The Intergovernmental Panel on Climate Change (IPCC), in its 2007 report, presented the startling projection that the Himalayan glaciers would disappear by 2035 if the earth keeps warming at the current rate.
The IPCC report, which apparently lacked sufficient data to substantiate its projection, was criticized by scientists for what they said was an erroneous calculation of glacier melting rates. After a global furor over its erroneous statement, IPCC admitted its mistake.
Five years after the IPCC fiasco, a study being conducted by a team of experts at the Mera and Pokalde glaciers in the Everest region has come up with yet another finding that could possibly rub salt into the wound for the leading international body for assessing climate change.
The study, a report of which was published in the November edition of The Cryosphere journal, concluded that the Mera and Pokalde glaciers, both located at altitudes of over 5,000 meters, are losing snow even in winter, contrary to a general belief that snow melts only in summer due to solar radiation. Wind erosion and sublimation are the prime causes of glacier melting in the Everest region in winter, explains the report.
In an additional finding that sounds still more astonishing, the report states that the rate of snow loss in the Everest region is nearly four times less than that in the Alps in Europe.
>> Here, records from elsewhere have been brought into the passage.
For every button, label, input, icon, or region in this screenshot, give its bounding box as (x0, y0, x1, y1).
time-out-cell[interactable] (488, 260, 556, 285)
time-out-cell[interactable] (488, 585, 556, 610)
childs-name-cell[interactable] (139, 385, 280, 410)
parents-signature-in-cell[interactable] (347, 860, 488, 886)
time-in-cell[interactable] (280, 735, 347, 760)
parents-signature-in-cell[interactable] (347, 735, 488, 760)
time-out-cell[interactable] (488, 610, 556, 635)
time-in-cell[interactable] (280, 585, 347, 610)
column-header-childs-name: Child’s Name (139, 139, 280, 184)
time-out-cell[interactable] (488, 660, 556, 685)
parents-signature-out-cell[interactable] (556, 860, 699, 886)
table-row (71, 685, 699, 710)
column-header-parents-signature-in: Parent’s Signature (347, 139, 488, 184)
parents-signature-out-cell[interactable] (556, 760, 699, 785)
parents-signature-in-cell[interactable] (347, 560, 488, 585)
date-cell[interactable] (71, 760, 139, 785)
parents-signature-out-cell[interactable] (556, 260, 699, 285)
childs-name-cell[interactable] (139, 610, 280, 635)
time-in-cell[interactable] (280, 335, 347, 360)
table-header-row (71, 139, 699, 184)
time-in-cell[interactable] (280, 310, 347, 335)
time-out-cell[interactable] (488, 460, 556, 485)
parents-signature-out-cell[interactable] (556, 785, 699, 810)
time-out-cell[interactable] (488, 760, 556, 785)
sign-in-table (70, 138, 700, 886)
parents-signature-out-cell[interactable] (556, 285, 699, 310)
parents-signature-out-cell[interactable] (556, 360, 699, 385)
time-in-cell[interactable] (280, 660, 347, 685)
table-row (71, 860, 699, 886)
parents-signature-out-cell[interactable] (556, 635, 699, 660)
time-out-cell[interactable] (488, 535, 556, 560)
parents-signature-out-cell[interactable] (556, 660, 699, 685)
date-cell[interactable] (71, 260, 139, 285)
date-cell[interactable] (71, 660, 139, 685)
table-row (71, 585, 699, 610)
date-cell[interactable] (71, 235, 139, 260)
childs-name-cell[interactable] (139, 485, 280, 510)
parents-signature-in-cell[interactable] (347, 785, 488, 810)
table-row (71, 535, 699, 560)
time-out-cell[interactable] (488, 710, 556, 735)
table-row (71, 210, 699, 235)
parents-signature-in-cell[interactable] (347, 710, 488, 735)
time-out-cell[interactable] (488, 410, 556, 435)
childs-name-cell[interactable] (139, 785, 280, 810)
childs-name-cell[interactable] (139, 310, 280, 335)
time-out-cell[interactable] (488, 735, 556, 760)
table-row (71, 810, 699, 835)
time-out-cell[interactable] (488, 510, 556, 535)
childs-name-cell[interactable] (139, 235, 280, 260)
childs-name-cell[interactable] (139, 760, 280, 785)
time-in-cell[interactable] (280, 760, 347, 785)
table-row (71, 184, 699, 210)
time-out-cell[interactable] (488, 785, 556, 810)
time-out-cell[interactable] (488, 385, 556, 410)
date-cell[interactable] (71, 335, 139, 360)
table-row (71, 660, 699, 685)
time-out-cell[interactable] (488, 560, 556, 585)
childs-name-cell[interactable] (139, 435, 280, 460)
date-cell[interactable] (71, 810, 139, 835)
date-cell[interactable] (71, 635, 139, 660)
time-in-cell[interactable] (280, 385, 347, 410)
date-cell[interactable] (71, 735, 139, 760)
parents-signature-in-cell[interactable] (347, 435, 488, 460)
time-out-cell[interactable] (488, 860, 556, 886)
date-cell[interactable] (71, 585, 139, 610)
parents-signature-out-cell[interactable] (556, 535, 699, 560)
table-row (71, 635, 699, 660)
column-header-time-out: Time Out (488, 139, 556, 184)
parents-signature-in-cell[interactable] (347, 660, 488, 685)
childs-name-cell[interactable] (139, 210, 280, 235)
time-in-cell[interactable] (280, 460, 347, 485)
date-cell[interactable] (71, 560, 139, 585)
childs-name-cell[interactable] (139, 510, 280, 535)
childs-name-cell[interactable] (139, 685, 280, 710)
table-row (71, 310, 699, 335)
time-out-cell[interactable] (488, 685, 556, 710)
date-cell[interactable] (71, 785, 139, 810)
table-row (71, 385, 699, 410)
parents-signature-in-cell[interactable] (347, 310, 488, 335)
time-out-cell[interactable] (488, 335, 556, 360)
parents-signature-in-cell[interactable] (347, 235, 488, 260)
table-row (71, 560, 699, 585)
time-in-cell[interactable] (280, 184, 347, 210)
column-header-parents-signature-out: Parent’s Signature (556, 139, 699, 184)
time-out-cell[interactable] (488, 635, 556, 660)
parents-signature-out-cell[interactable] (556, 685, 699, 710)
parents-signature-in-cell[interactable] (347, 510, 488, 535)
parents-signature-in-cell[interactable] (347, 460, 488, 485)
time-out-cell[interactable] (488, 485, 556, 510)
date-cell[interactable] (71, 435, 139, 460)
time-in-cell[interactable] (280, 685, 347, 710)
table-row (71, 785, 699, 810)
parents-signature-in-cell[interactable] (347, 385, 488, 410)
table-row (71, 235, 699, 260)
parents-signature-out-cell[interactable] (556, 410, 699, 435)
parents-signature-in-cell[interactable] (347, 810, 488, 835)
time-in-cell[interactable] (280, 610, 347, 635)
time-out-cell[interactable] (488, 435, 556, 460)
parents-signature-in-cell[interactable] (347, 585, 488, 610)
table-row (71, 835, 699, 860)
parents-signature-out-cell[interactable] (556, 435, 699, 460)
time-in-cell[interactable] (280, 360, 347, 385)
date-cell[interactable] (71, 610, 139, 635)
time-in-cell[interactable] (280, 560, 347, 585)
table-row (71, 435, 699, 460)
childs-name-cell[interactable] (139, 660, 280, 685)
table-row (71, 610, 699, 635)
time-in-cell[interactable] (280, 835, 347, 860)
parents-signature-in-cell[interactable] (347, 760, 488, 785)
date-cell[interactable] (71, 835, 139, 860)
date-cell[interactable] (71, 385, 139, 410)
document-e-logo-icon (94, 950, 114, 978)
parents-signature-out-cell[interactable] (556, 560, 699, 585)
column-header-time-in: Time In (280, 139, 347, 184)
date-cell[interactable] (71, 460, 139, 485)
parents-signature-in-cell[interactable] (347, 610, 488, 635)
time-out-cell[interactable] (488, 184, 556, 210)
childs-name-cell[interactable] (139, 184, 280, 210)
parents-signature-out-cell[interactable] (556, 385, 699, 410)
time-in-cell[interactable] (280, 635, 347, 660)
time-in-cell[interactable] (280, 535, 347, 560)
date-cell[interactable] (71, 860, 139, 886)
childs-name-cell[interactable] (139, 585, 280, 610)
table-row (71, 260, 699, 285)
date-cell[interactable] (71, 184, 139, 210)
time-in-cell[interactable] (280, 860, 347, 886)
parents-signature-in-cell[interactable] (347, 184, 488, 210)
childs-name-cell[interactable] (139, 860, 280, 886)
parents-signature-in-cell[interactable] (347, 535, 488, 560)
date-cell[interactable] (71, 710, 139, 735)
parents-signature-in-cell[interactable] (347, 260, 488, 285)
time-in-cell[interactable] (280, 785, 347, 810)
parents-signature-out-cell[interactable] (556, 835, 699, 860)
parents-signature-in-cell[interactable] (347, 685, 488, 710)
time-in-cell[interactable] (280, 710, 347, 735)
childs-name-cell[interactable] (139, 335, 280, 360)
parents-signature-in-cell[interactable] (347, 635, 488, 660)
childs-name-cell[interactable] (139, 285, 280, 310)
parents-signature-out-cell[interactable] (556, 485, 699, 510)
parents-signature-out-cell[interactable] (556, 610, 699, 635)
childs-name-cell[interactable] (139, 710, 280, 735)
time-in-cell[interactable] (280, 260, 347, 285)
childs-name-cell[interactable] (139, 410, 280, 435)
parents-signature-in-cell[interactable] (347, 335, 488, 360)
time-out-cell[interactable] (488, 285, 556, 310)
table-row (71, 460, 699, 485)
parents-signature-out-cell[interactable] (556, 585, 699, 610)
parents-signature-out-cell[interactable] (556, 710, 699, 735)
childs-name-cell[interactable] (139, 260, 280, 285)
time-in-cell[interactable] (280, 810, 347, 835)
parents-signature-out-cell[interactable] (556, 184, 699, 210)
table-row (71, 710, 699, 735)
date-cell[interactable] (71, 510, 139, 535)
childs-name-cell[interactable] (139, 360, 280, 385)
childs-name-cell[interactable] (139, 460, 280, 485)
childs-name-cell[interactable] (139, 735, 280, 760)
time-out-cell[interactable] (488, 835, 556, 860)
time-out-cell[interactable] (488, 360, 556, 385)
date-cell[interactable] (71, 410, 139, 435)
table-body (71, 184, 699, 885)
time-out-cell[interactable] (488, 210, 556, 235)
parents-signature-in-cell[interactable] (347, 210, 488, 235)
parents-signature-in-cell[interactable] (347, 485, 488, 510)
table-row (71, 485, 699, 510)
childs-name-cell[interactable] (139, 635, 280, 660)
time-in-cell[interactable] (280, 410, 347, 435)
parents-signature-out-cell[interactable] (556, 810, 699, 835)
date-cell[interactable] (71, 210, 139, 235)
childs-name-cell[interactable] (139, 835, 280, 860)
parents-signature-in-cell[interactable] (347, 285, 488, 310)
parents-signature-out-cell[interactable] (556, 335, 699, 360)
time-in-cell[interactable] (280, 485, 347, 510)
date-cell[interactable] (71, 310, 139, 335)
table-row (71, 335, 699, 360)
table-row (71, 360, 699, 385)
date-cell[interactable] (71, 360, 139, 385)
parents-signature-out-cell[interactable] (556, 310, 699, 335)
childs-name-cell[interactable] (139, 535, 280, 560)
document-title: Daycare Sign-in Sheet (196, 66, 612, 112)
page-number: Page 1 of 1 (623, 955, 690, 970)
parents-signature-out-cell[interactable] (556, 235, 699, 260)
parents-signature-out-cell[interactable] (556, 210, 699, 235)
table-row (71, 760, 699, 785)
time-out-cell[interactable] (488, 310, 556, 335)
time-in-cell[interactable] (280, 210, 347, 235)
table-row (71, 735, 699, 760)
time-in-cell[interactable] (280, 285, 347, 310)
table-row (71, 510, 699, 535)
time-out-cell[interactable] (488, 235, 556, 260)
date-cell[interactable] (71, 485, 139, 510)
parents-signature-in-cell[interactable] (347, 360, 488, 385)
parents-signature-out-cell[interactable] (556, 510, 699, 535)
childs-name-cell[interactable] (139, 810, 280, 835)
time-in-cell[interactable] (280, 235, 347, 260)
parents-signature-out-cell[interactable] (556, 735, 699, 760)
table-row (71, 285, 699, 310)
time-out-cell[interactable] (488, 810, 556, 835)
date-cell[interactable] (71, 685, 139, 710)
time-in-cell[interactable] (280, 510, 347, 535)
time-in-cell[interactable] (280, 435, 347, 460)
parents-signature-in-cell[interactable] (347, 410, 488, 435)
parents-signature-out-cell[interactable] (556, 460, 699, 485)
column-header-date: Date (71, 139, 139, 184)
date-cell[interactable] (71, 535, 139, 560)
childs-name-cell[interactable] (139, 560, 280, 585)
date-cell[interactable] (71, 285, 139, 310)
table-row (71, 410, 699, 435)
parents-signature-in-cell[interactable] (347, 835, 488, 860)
“In spite of snow loss even in winter, the rate of snow loss in the Everest glaciers is lower than that in the Alps,” says Patrick Wagnon, a visiting scientist at the International Center for Integrated Mountain Development (ICIMOD). “It is probably because heavy precipitation compensates snow loss in the Everest glaciers.”
Wagnon, the lead author of the report, says their findings evidently contradict the conclusion reached in IPCC´s fourth assessment report. “Our findings imply that the Himalayan glaciers will not disappear by IPCC´s projected year even if the earth keeps warming at the current rate,” says Wagnon, who has been involved in research on the evolution of glaciers for the last 20 years. “However, having said that, it is also important to understand that even a slight increase in the global warming rate could certainly accelerate the glacier retreat rate in the Himalayan region,” he said.
Glacier melting in the Hindu-Kush Himalaya (HKH) region, arguably the world´s largest volume of glaciers and perennial snow outside the polar region, contributes to the major rivers that supply fresh water to almost a quarter of the human population, which lives downstream.
Hence, study of the evolution of glaciers in the HKH has always fascinated scientists across the world. “On the flip side, the controversial IPCC report did something good for the people in the Himalayan region,” says Wagnon. “Now, more scientists are focusing on the Himalayan glaciers, which could contribute to prevention of disasters like Glacier Lake Outburst Floods (GLOFs) in future.”
Wagnon´s team has been studying the Mera and Pokalde glaciers since 2007. As part of their study, they have been studying the seasonal and annual mass balances of these two glaciers twice a year — in summer and then in winter. Wagnon just returned from the Everest region after studying these two glaciers for this year´s winter. “Our study is a continuous process,” he said. “After some years, we will hopefully be able to make some projections about glacier melting in the Everest region.”